La conduite autonome fait couler beaucoup d’encre depuis des années, mais les tests réalisés en conditions extrêmes restent rares. La chaîne YouTube The Fast Lane EV a décidé de pousser le système Full Self-Driving (Supervised) de Tesla dans ses derniers retranchements en l’emmenant sur ce qui est considérée comme la piste en terre la plus pentue des États-Unis. Le cobaye ? Une Tesla Model 3. Le verdict est plus nuancé qu’on ne pourrait le croire.

Lick Skillet Road : un terrain hostile pour n’importe quel système de conduite autonome

Nichée dans le Colorado, la Lick Skillet Road n’est pas une piste anodine. Sur environ 1,6 km de longueur, elle affiche une pente moyenne de 14,2 % avec des pointes atteignant 18 %. Pour vous donner une référence, la plupart des routes de montagne aménagées oscillent entre 6 et 10 %. Ajoutez à cela des virages en épingle sans visibilité, des gravillons, des débris de chantier, et une fréquentation réelle : voitures, camions, et même cyclistes s’y croisent régulièrement. Ce n’est donc pas un terrain d’essai isolé et stérile.
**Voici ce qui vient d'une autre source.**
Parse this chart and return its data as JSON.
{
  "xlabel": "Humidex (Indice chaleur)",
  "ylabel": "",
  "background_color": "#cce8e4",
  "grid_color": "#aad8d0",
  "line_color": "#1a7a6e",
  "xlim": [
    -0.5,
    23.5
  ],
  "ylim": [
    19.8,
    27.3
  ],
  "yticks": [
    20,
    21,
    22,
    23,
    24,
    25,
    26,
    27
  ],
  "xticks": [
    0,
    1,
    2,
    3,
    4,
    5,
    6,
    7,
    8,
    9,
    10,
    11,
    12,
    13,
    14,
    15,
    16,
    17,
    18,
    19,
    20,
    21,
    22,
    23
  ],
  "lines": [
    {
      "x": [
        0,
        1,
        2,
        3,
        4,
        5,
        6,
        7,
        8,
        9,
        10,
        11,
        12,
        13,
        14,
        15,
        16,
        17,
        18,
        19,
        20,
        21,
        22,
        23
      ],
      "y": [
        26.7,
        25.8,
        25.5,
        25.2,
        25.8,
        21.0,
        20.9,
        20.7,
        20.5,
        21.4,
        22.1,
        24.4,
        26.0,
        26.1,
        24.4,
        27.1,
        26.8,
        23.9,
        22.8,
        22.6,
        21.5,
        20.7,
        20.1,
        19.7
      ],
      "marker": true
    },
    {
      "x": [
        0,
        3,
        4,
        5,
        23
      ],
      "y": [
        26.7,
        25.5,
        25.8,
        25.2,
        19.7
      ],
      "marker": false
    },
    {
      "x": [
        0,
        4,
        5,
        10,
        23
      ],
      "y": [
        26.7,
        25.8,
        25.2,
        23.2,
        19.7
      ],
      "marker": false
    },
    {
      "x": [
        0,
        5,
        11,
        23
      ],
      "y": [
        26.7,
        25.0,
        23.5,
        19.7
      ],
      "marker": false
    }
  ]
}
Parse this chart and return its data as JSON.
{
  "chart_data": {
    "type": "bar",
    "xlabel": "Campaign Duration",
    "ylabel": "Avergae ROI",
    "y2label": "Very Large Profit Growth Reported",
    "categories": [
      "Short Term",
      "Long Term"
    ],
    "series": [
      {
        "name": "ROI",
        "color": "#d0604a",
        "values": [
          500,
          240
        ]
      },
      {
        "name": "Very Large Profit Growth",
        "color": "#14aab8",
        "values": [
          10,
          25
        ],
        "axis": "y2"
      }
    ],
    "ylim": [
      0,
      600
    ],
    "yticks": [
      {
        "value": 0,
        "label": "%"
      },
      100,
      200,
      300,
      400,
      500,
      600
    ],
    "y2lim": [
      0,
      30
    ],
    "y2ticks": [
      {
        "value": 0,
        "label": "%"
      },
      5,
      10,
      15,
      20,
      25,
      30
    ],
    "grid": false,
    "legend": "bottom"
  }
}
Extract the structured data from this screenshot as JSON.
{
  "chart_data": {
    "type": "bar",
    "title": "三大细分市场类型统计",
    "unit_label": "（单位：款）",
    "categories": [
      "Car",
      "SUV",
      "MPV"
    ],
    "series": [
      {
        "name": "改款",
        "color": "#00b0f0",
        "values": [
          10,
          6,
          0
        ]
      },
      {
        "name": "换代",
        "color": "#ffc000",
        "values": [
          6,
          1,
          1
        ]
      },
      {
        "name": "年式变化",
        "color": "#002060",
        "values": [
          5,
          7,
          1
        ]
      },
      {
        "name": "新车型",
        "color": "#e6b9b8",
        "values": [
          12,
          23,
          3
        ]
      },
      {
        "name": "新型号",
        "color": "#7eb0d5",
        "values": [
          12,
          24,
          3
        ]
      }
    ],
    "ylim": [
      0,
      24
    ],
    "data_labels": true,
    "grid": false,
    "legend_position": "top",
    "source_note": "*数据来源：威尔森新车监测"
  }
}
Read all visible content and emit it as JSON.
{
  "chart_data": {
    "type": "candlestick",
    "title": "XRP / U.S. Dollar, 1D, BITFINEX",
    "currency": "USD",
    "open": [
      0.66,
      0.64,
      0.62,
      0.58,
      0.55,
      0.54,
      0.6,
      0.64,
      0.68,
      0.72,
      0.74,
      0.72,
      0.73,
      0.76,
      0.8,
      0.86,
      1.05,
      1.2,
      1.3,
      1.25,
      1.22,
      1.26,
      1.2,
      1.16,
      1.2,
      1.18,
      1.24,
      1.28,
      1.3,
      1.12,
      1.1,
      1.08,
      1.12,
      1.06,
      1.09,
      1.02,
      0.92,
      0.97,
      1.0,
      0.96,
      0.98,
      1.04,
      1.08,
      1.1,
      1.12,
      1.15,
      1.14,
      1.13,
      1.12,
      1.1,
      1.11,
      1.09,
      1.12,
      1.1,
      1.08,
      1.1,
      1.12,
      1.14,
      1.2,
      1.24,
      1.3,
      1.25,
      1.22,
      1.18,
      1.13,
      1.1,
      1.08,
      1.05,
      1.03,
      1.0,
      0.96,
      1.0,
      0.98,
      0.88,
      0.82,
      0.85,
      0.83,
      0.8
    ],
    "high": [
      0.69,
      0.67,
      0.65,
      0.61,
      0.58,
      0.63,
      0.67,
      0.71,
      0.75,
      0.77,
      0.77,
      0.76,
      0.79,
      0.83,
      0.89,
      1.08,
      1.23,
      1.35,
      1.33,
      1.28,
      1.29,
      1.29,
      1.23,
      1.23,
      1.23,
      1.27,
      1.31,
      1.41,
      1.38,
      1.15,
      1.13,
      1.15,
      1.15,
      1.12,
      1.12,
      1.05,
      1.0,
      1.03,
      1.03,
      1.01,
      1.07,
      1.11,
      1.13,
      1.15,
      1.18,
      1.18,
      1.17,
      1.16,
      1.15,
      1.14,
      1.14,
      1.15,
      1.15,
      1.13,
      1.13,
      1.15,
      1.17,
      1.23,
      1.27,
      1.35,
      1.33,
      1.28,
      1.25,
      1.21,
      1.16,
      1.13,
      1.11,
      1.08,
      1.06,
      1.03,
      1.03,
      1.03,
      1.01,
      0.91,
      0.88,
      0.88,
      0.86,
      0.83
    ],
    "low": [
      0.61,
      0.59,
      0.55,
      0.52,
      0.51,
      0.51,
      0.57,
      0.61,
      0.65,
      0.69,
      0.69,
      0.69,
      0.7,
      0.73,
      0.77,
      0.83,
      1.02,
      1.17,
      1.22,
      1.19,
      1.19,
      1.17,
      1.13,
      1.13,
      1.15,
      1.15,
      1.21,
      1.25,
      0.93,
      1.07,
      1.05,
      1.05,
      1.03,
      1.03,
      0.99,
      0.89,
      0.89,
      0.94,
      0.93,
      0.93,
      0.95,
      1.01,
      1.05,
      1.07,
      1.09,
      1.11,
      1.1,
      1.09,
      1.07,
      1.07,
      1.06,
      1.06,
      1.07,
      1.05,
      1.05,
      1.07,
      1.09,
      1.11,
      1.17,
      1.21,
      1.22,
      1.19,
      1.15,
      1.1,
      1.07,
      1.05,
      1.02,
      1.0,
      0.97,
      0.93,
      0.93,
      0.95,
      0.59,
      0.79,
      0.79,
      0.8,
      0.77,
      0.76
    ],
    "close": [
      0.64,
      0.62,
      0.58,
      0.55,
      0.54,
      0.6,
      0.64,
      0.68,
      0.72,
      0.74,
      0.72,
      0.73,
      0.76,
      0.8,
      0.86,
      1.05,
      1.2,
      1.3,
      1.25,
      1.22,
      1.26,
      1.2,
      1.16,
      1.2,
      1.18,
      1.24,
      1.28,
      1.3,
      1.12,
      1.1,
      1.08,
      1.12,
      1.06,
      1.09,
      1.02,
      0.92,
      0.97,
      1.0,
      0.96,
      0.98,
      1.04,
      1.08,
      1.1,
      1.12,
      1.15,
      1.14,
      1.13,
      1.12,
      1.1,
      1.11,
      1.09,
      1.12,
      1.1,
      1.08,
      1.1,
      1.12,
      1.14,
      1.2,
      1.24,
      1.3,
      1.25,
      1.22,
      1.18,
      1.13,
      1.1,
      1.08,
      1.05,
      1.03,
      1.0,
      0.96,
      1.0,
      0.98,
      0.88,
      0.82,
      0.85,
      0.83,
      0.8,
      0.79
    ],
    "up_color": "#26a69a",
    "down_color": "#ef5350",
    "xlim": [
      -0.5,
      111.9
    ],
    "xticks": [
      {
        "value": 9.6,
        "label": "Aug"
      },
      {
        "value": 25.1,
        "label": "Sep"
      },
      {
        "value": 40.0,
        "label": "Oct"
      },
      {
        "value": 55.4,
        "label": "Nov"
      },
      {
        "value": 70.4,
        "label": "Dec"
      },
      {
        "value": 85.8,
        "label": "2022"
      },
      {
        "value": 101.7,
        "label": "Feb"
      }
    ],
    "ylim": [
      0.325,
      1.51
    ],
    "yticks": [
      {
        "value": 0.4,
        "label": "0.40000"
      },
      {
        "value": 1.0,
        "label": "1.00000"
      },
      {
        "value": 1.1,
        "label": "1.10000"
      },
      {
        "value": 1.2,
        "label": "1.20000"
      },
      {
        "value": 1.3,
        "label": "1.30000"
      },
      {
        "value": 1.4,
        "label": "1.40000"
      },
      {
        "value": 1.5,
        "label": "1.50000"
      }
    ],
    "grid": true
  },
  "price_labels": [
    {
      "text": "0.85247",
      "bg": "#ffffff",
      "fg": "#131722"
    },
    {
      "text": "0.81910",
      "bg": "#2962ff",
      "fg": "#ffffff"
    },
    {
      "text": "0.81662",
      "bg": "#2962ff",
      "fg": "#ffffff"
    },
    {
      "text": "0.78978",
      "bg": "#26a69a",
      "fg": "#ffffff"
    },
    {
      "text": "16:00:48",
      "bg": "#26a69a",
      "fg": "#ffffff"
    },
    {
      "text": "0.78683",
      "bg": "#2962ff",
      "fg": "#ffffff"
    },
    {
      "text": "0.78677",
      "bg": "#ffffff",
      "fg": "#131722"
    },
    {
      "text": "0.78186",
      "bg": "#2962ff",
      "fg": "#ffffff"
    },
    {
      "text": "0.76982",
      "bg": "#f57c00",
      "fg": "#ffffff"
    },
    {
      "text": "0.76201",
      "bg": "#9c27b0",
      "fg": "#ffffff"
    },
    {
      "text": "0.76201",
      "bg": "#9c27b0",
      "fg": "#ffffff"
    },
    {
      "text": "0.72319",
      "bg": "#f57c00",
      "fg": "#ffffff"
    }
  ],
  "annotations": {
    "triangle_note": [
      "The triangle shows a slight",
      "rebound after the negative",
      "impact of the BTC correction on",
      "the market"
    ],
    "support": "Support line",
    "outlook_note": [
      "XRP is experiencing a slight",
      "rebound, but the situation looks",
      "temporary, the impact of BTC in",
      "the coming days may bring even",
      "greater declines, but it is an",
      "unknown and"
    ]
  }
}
Ce qui rend cet environnement particulièrement redoutable pour un système comme le FSD, c’est l’absence totale de marquage au sol. Pas de ligne blanche, pas de ligne discontinue, pas de panneau de signalisation. Le système de Tesla repose principalement sur sa batterie de caméras pour interpréter son environnement. Sans repères peints sur la chaussée, l’algorithme doit se débrouiller avec ce qu’il voit : les bords de route, les talus, les glissières de sécurité et la végétation qui borde le chemin. C’est précisément ce type de situation non balisée qui fait défaut dans les jeux de données d’entraînement de la plupart des systèmes d’assistance à la conduite.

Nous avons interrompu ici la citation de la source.